En second lieu, le moyen tiré de la méconnaissance du droit au respect de la vie privée et familiale garanti par l’article 8 de la convention européenne de sauvegarde des droits de l’homme et des libertés fondamentales est inopérant à l’appui d’un recours formé contre une décision de refus de séjour sollicitée uniquement sur les dispositions de l’article L. 422-1 du code de l’entrée et du séjour des étrangers et du droit d’asile.

Il résulte de ce qui précède que les conclusions tendant à l’annulation du refus de titre de séjour doivent être rejetées.

En ce qui concerne l’obligation de quitter le territoire français :

En premier lieu, Mme A... n’est pas fondée à invoquer l’illégalité du refus de titre de séjour, par voie d’exception, à l’encontre de l’obligation de quitter le territoire français dès lors qu’elle n’a pas démontré celle-ci.

En second lieu, Mme A... résidait en France depuis moins de cinq ans à la date de l’arrêté attaqué. Elle est célibataire et sans charge familiale. Il ressort par ailleurs des pièces du dossier que la présence en France de sa sœur est postérieure à l’arrêté attaqué. Elle n’est pas dépourvue d’attaches personnelles et familiales où résident notamment ses parents. En outre, elle ne justifie pas d’une intégration particulière dans la société française. Dans ces conditions, et en dépit des attestations de sa sœur et de collègues soulignant ses qualités humaines et professionnelles, elle n’est pas fondée à soutenir que l’obligation de quitter le territoire français porte une atteinte disproportionnée à son droit au respect de sa vie privée et familiale garanti par les stipulations de l’article 8 de la convention européenne de sauvegarde des droits de l’homme et des libertés fondamentales. Pour les mêmes motifs, le moyen tiré de l’erreur manifeste d’appréciation doit être écarté.

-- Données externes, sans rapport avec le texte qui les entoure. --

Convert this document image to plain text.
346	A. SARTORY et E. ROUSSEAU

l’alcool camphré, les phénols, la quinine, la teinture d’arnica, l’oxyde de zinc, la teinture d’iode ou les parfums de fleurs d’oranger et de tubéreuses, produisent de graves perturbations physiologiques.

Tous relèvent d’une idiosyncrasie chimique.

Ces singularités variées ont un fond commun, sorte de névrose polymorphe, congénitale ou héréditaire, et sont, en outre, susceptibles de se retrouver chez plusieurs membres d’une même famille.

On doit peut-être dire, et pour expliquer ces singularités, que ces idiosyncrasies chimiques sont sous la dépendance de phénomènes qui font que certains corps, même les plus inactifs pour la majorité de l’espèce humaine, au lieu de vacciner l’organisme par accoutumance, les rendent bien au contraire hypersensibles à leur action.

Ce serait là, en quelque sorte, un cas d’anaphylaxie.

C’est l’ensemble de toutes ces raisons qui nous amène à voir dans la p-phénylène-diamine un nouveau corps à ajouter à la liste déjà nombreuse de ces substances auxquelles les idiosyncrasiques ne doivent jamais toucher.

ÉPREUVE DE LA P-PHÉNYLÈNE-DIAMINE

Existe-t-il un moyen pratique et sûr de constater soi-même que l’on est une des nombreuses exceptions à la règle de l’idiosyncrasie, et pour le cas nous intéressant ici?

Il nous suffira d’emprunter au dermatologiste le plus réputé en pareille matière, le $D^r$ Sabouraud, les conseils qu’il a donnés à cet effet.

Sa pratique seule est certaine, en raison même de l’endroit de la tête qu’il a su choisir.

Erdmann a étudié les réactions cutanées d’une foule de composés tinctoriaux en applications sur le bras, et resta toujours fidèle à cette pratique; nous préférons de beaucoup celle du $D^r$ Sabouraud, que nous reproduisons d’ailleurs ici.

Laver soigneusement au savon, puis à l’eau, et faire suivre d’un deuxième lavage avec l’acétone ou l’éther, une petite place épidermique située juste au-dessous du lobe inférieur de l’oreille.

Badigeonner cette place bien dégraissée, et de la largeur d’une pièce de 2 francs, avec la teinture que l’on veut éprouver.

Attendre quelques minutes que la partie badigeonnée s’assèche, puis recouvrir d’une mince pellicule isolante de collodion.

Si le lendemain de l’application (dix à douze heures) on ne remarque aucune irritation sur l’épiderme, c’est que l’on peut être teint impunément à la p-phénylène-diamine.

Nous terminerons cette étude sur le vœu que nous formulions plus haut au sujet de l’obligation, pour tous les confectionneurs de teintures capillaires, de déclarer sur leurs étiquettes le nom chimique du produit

Il résulte de ce qui précède que les conclusions tendant à l’annulation de l’obligation de quitter le territoire français doivent être rejetées.

En ce qui concerne la décision fixant le pays de destination :

En premier lieu, Mme A... n’est pas fondée à invoquer l’illégalité du refus de titre de séjour et de l’obligation de quitter le territoire français, par voie d’exception, à l’encontre de la décision fixant le pays de destination dès lors qu’elle n’a pas démontré celle-ci.

En second lieu, pour les mêmes motifs que ceux exposés aux points 9, les moyens tirés de l’erreur manifeste d’appréciation et de la méconnaissance des stipulations de l’article 8 de la convention européenne de sauvegarde des droits de l’homme et des libertés fondamentales doivent être écartés.

Il résulte de tout ce qui précède que les conclusions présentées par Mme A... tendant à l’annulation de l’arrêté du 6 mai 2025 doivent être rejetées.

Sur les autres conclusions :

Le présent jugement de rejet n’impliquant aucune mesure d’exécution, les conclusions à fin d’injonction doivent être rejetées.

Mme A... étant partie perdante dans la présente instance, ses conclusions tendant à l’application des dispositions des articles L. 761-1 du code de justice administrative et 37 de la loi du 10 juillet 1991 doivent être rejetées.


D E C I D E :

Article 1er :
La requête de Mme A... est rejetée.

Article 2 :
Le présent jugement sera notifié à Mme B... A..., à Me Provost et à la préfète de l’Isère.


Délibéré après l’audience du 13 janvier 2026, à laquelle siégeaient :
Mme Bedelet, présidente,
Mme Tocut, première conseillère,
Mme André, première conseillère.


Rendu public par mise à disposition au greffe le 3 février 2026.


La rapporteure,

V. André
La présidente,

A. Bedelet

Le greffier,

P. Muller




La République mande et ordonne à la préfète de l’Isère en ce qui la concerne ou à tous commissaires de justice à ce requis en ce qui concerne les voies de droit commun, contre les parties privées, de pourvoir à l’exécution de la présente décision.